The query syntax offers several options:
Combine terms with AND and OR. Combining terms with a space is equal to using OR (‘p53 OR apoptosis’ gives the same result as ‘p53 apoptosis’).
Group terms with parentheses, e.g. ‘(apoptosis OR mapk) AND p53’
You can use wildcards * and ?. * searches for one or more characters, ? searches for only one character.
Use quotes to escape special characters. E.g. ‘“apoptosis*”’ will include the * in the search and not use it as wildcard.
This function supports REST-style invocation. Example: http://www.wikipathways.org/wpi/webservice/webservice.php/findPathwaysByText?query=apoptosis
- Parameters
- Returns
Array of WSSearchResult An array of search results.
s.findPathwaysByText(query="p53 OR mapk",species='Homo sapiens')
Warning
AND or OR must be in big caps
- findPathwaysByXref(ids, codes=None)[source]¶
Find pathways by searching on the external references of DataNodes.
- Parameters
ids (str string) – One or mode DataNode identifier(s) (e.g. ‘P45985’).
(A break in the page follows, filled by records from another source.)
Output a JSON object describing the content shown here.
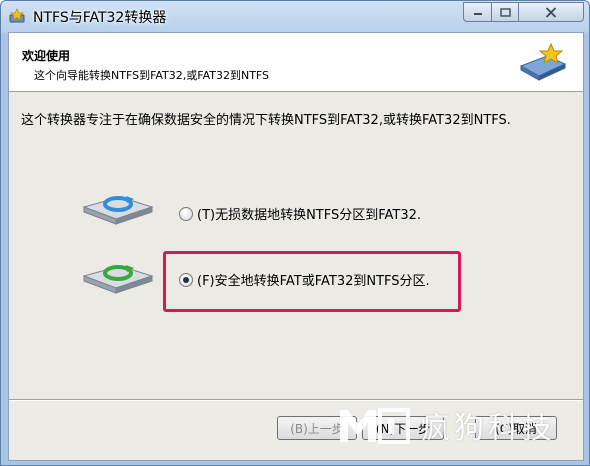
{
  "window": {
    "title": "NTFS与FAT32转换器"
  },
  "header": {
    "title": "欢迎使用",
    "subtitle": "这个向导能转换NTFS到FAT32,或FAT32到NTFS"
  },
  "body": {
    "description": "这个转换器专注于在确保数据安全的情况下转换NTFS到FAT32,或转换FAT32到NTFS.",
    "options": [
      {
        "label": "(T)无损数据地转换NTFS分区到FAT32.",
        "selected": false
      },
      {
        "label": "(F)安全地转换FAT或FAT32到NTFS分区.",
        "selected": true
      }
    ]
  },
  "footer": {
    "back_label": "(B)上一步",
    "next_label": "(N)下一步",
    "cancel_label": "(C)取消"
  },
  "watermark": {
    "text": "疯狗科技"
  },
  "colors": {
    "highlight": "#d4185a",
    "titlebar": "#b9d1ec"
  }
}
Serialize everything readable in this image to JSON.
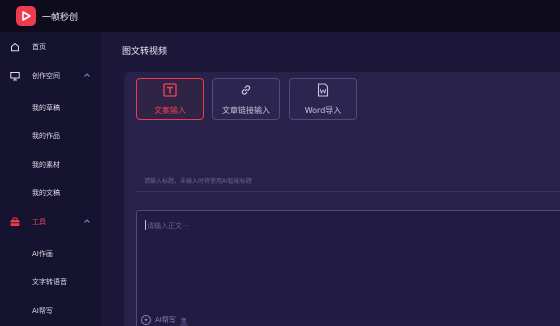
{
  "app": {
    "name": "一帧秒创",
    "brand_color": "#ee3b4d"
  },
  "sidebar": {
    "items": [
      {
        "label": "首页",
        "icon": "home-icon"
      },
      {
        "label": "创作空间",
        "icon": "monitor-icon",
        "expanded": true
      },
      {
        "label": "我的草稿"
      },
      {
        "label": "我的作品"
      },
      {
        "label": "我的素材"
      },
      {
        "label": "我的文稿"
      },
      {
        "label": "工具",
        "icon": "toolbox-icon",
        "expanded": true,
        "active": true
      },
      {
        "label": "AI作画"
      },
      {
        "label": "文字转语音"
      },
      {
        "label": "AI帮写"
      }
    ]
  },
  "main": {
    "title": "图文转视频",
    "tabs": [
      {
        "label": "文案输入",
        "icon": "text-t-icon",
        "active": true
      },
      {
        "label": "文章链接输入",
        "icon": "link-icon",
        "active": false
      },
      {
        "label": "Word导入",
        "icon": "word-doc-icon",
        "active": false
      }
    ],
    "title_input": {
      "placeholder": "请输入标题，未输入时将使用AI智能标题",
      "value": ""
    },
    "body_input": {
      "placeholder": "请输入正文···",
      "value": ""
    },
    "ai_help": {
      "label": "AI帮写",
      "icon": "ai-sparkle-icon"
    }
  }
}
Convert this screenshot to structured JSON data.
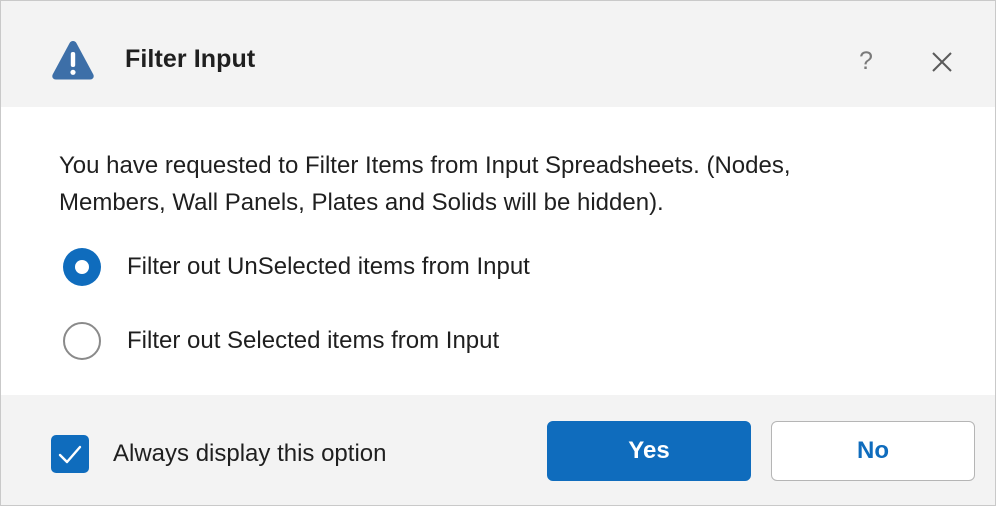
{
  "dialog": {
    "title": "Filter Input",
    "help_label": "?",
    "icons": {
      "warning": "warning-triangle-icon",
      "close": "close-icon",
      "help": "help-icon",
      "check": "checkmark-icon"
    },
    "colors": {
      "accent": "#0f6cbd",
      "warning": "#3d6fa8",
      "titlebar_bg": "#f3f3f3",
      "footer_bg": "#f3f3f3"
    }
  },
  "message": {
    "line1": "You have requested to Filter Items from Input Spreadsheets. (Nodes,",
    "line2": "Members, Wall Panels, Plates and Solids will be hidden)."
  },
  "options": [
    {
      "label": "Filter out UnSelected items from Input",
      "selected": true
    },
    {
      "label": "Filter out Selected items from Input",
      "selected": false
    }
  ],
  "footer": {
    "always_display_label": "Always display this option",
    "always_display_checked": true,
    "yes_label": "Yes",
    "no_label": "No"
  }
}
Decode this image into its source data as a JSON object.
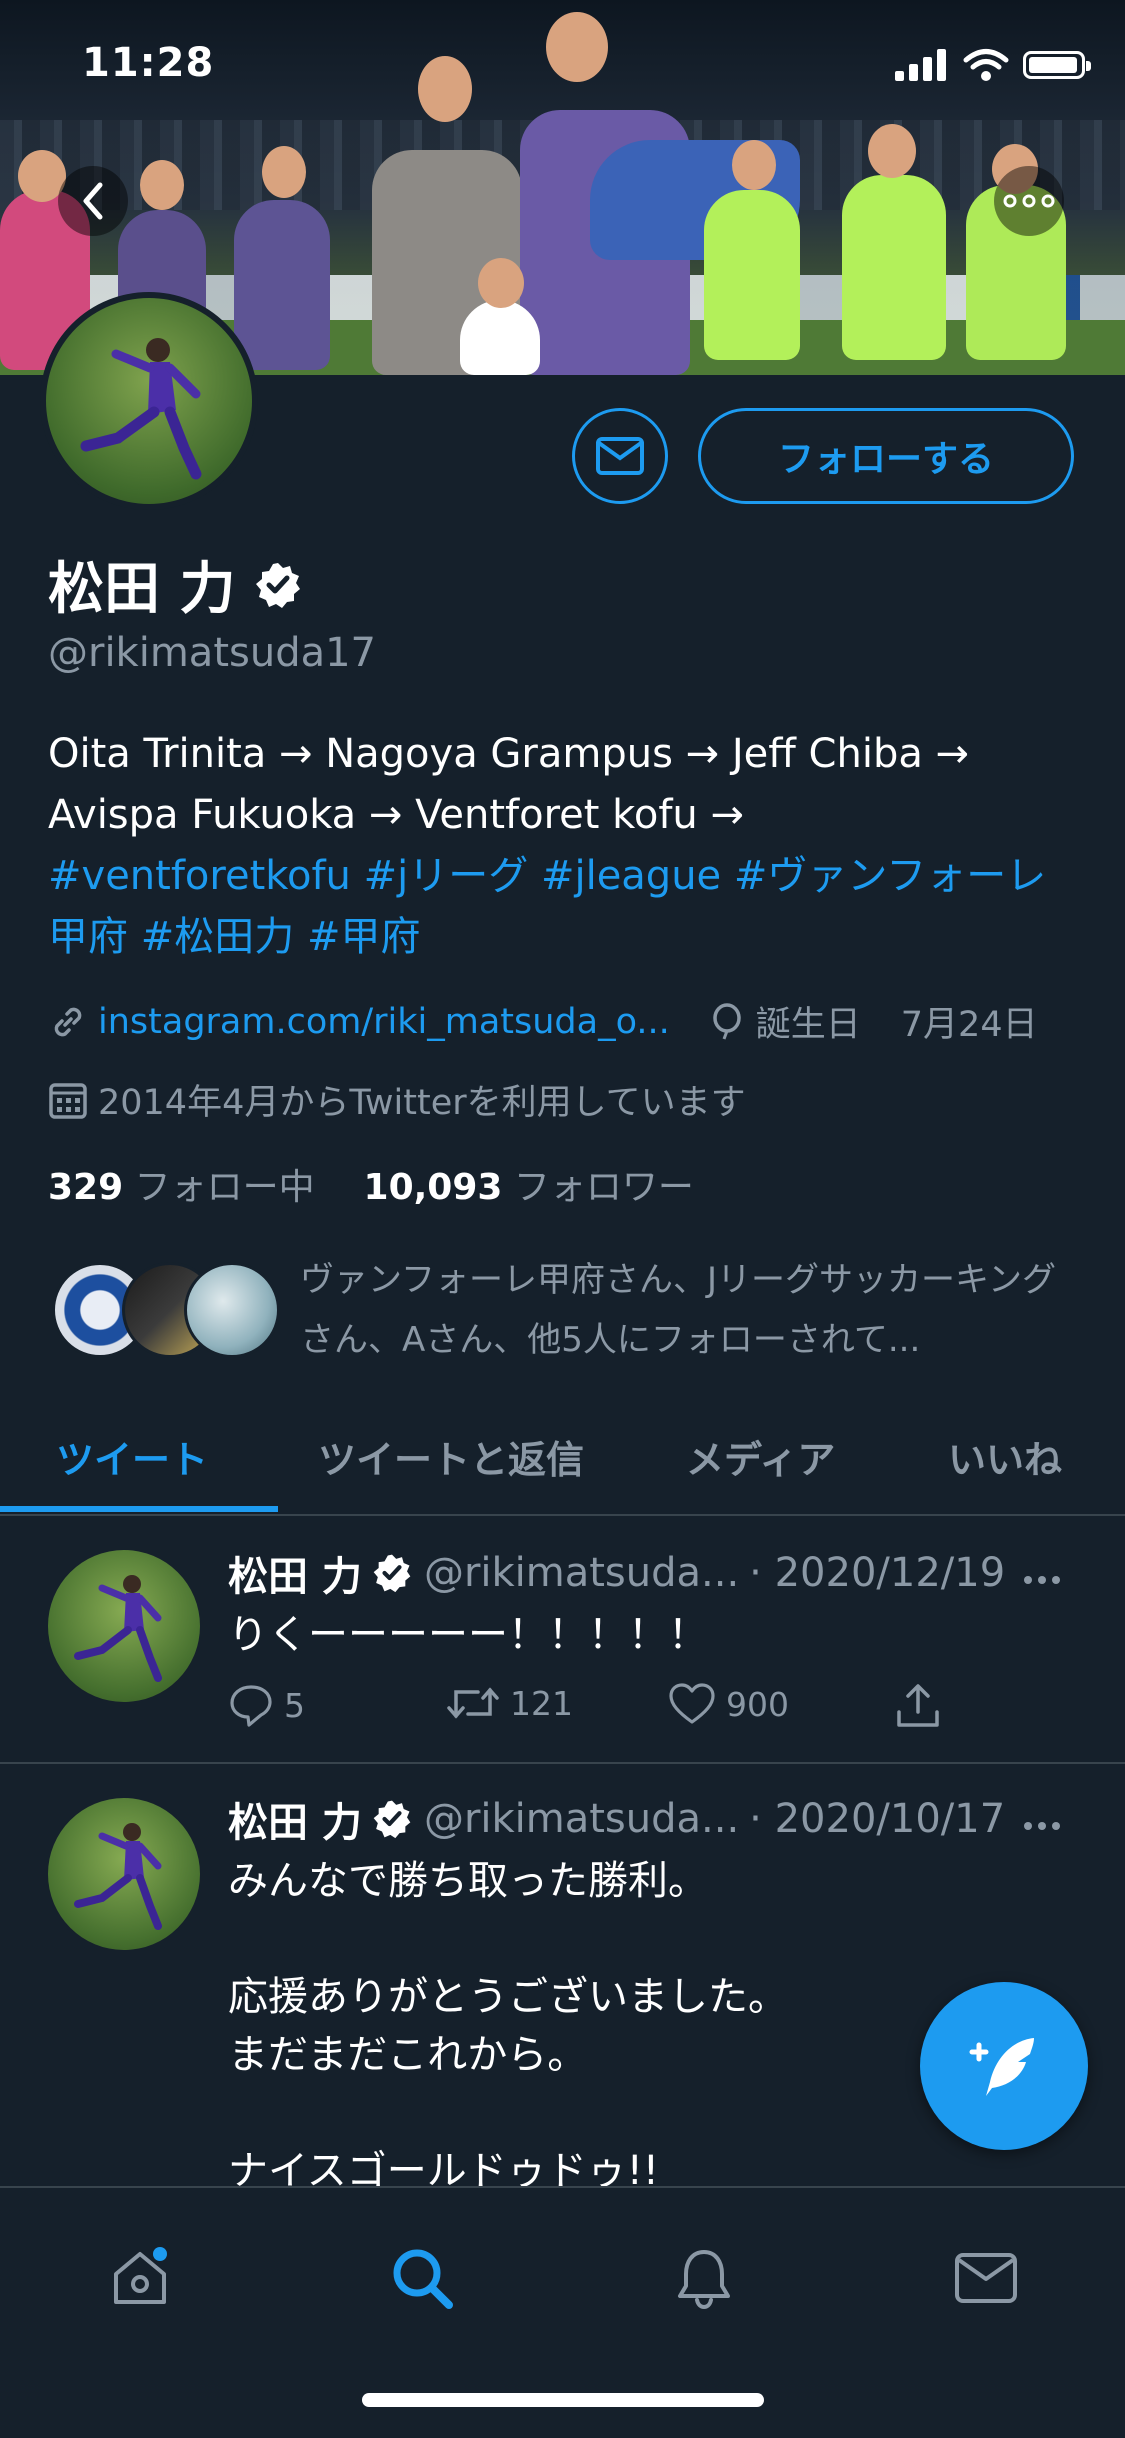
{
  "status_bar": {
    "time": "11:28"
  },
  "profile": {
    "name": "松田 力",
    "handle": "@rikimatsuda17",
    "follow_label": "フォローする",
    "bio_line1": "Oita Trinita → Nagoya Grampus → Jeff Chiba →",
    "bio_line2": "Avispa Fukuoka → Ventforet kofu →",
    "bio_tags_line3": "#ventforetkofu #jリーグ #jleague #ヴァンフォーレ",
    "bio_tags_line4": "甲府 #松田力 #甲府",
    "link": "instagram.com/riki_matsuda_o...",
    "birthday_label": "誕生日",
    "birthday": "7月24日",
    "joined": "2014年4月からTwitterを利用しています",
    "following_count": "329",
    "following_label": "フォロー中",
    "followers_count": "10,093",
    "followers_label": "フォロワー",
    "followed_by": "ヴァンフォーレ甲府さん、Jリーグサッカーキングさん、Aさん、他5人にフォローされて..."
  },
  "tabs": [
    "ツイート",
    "ツイートと返信",
    "メディア",
    "いいね"
  ],
  "tweets": [
    {
      "name": "松田 力",
      "handle": "@rikimatsuda...",
      "date": "· 2020/12/19",
      "text": "りくーーーーー！！！！！",
      "replies": "5",
      "retweets": "121",
      "likes": "900"
    },
    {
      "name": "松田 力",
      "handle": "@rikimatsuda...",
      "date": "· 2020/10/17",
      "text": "みんなで勝ち取った勝利。\n\n応援ありがとうございました。\nまだまだこれから。\n\nナイスゴールドゥドゥ!!"
    }
  ],
  "colors": {
    "accent": "#1d9bf0",
    "background": "#15202b",
    "secondary_text": "#8b98a5"
  }
}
Datanodes can be (gene/protein/metabolite identifiers). For one node, you can use a string (or number) or list of one identifier. you can also provide a list of identifiers.
codes (str) – You can restrict the search to a specific database. See http://developers.pathvisio.org/wiki/DatabasesMapps#Supporteddatabasesystems for details. Examples are “L” for entrez gene, “En” for ensembl. See also the note here below for multiple identifiers/codes.
- Returns
a dictionary
>>> s.findPathwaysByXref(ids="P45985") >>> s.findPathwaysByXref(ids="P45985", codes="L") >>> s.findPathwaysByXref(ids=["P45985"], codes=["L"]) >>> s.findPathwaysByXref(ids=["P45985", "ENSG00000130164"], codes=["L", "En"])
Note that in the last example, we specify multiple ids and codes parameters to query for multiple xrefs at once. In that case, the number of ids and codes parameters should match. Moreover, they will be paired to form xrefs, so P45985 is searched for in the “L” database while “ENSG00000130164” is searched for in the En” database only.
- getColoredPathway(pathwayId, filetype='svg', revision=0, color=None, graphId=None)[source]¶
Get a colored image version of the pathway.
- Parameters
- Returns
Binary form of the image.
Todo
graphId, color parameters
- getCurationTags(pathwayId)[source]¶
Get all curation tags for the given pathway.
- Parameters
pathwayId (str) – the pathway identifier.
- Returns
Array of WSCurationTag. The curation tags.
s.getCurationTags("WP4")
- getCurationTagsByName(name)[source]¶
Get all curation tags for the given tag name.
Use this method if you want to find all pathways that are tagged with a specific curation tag.
- Parameters
tagName (str) – The tag name.
- Returns
Array of WSCurationTag. The curation tags (one instance for each pathway that has been tagged).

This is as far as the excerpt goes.